TECHNOLOGY

Husband-Wife Team Announced As Winners Of Pitt’s ProtoHype Competition

By Aaron Aupperlee
The Pittsburgh Tribune-Review

WWR Article Summary (tl;dr) The ProtoHype competition pairs Pitt researchers and clinicians with members of “TechShop”, a maker space. The Pitt staff submits problems or challenges faced in their work or research to TechShop, which sets out to solve them and develop working prototypes.

The Pittsburgh Tribune-Review

A husband-wife team of tinkerers developed a camera that can automatically find a newborn’s forehead and continuously monitor its temperature to guard against hypothermia immediately after birth.

The camera is wireless, operates without ever touching the child’s skin and can be powered with a hand crank, making it ideal for use in developing countries.

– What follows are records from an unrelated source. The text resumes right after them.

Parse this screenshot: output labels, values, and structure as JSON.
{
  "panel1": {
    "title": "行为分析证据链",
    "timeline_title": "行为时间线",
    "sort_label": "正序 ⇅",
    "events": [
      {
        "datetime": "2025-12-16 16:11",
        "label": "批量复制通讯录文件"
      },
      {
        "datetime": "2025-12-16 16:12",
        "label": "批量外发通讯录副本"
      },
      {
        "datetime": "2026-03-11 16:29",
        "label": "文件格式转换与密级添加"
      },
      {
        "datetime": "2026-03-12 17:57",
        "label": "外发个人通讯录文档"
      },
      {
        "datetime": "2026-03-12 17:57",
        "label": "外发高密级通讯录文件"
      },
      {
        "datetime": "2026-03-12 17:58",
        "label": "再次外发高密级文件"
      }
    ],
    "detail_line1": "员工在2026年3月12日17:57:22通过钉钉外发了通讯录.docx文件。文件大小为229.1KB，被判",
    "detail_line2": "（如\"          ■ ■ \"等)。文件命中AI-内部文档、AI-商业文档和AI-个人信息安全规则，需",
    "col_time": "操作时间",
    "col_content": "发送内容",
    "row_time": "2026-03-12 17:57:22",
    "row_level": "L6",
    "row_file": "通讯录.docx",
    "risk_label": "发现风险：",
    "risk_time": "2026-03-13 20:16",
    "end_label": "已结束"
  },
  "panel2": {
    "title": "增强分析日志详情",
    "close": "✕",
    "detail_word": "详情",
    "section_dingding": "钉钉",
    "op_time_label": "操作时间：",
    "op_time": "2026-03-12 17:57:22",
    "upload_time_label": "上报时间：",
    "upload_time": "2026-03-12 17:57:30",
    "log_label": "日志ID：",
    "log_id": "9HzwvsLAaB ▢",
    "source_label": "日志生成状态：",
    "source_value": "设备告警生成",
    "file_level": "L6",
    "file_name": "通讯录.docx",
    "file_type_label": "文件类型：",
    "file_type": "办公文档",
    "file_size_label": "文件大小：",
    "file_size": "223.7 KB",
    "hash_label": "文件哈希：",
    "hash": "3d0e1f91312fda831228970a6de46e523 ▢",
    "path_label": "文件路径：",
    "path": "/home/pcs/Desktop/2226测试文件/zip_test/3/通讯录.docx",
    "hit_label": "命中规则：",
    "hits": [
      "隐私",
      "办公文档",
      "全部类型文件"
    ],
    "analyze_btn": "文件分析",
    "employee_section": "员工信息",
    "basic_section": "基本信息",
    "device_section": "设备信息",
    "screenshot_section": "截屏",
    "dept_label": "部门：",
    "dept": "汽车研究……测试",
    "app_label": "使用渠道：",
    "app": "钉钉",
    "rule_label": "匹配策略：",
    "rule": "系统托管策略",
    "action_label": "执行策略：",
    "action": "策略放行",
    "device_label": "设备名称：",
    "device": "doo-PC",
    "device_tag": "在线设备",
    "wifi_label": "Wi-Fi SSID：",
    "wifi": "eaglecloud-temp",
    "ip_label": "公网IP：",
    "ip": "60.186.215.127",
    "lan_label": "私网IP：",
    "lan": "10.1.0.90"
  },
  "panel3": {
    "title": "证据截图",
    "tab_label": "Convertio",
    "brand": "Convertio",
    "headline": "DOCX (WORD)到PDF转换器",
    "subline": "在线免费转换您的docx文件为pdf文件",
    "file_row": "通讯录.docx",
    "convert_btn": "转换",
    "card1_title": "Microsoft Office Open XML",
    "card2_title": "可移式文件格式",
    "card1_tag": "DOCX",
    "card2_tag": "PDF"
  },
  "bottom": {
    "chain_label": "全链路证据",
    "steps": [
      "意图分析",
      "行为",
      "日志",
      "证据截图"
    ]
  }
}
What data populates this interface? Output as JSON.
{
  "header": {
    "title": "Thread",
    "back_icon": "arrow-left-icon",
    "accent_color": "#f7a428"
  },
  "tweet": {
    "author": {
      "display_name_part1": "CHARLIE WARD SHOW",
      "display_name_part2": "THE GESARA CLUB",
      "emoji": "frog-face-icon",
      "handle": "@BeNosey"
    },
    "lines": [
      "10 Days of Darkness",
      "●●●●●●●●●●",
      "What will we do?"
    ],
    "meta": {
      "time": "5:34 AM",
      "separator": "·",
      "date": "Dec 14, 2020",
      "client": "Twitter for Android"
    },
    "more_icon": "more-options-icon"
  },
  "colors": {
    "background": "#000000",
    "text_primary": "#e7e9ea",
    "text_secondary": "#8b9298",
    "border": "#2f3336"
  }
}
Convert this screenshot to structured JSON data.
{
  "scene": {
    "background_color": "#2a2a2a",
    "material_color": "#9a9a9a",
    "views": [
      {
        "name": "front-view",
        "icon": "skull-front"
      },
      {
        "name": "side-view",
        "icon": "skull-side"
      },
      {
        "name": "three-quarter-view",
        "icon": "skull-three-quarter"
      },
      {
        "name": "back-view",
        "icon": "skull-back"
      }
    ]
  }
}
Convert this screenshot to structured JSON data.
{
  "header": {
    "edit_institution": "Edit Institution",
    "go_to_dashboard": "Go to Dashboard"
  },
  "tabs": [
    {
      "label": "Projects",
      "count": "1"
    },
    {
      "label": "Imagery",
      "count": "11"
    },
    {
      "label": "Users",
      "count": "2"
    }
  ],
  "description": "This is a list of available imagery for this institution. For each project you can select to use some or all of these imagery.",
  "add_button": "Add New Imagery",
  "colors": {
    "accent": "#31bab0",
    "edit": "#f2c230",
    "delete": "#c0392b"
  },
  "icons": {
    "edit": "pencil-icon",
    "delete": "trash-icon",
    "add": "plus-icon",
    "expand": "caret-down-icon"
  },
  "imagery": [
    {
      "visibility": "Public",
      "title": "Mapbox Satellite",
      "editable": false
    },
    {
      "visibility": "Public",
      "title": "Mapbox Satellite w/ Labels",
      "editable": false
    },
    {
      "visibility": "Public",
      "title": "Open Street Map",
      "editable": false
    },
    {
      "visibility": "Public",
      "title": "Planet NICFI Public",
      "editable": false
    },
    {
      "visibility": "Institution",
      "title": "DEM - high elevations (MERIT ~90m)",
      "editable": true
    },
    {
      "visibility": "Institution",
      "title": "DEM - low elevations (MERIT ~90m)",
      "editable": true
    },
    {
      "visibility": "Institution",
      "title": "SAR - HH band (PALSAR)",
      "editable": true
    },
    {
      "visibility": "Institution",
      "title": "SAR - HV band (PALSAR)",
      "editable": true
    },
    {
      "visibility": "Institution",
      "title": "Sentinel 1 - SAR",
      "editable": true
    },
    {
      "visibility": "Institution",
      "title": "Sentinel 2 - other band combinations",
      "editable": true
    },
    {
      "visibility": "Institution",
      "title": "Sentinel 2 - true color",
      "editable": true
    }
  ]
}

Patti and Jerry Woods, both 47 and of Bellevue, won the University of Pittsburgh’s Clinical and Translation Science Institute’s inaugural ProtoHype competition for innovations in health care. The couple will receive a $10,000 prize and the opportunity to develop their prototype with Pitt faculty and researchers.

“It was worth all the time and effort that we put into it,” Patti Woods said. “We had a concept, we went outside the box and it actually worked.”

The Woods learned they won the competition at an event Wednesday at TechShop, a maker space in Bakery Square. Another team won a $3,000 prize for developing a device to better drain bodily fluids that build up as a patient recovers from surgery.

The ProtoHype competition paired Pitt researchers and clinicians with members of TechShop. The Pitt staff submitted problems or challenges faced in their work or research to TechShop, which set out to solve them and develop working prototypes, said Dr. John S. Maier, a faculty member at Pitt’s School of Medicine and co-director of the Innovation Core at Pitt’s Clinical and Translation Science Institute.

Pitt faculty submitted eight problems that 11 TechShop teams tackled. Some ideas had multiple TechShop teams working on them. Among the problems posed were monitoring a newborn’s temperature, detecting a heart murmur that could be fatal to a student athlete and designing a prosthetic limb for children that can grow as the child grows.

Dr. Son Duong, who did his residency at Children’s Hospital of Pittsburgh of UPMC, and Dr. Kalyani Vats, of Magee-Womens Hospital of UPMC, submitted the newborn thermometer problem and worked with two other teams.

“The focus here is trying to connect folks in our systems, whether clinicians or researchers, with folks in the community,” Maier said. “They tend to be engineers or tinkers, they tend to be people who work with their hands. You don’t expect someone whose specialty is macrame to develop a thermometer to monitor newborns for hypothermia, but when they do, it’s extraordinary.”

The competition encouraged the Pitt staff to approach its work not just as research but as development, Maier said. The staff built relationships with members at TechShop and received a prototype through the competition.

Maier hopes the competition becomes a regular event.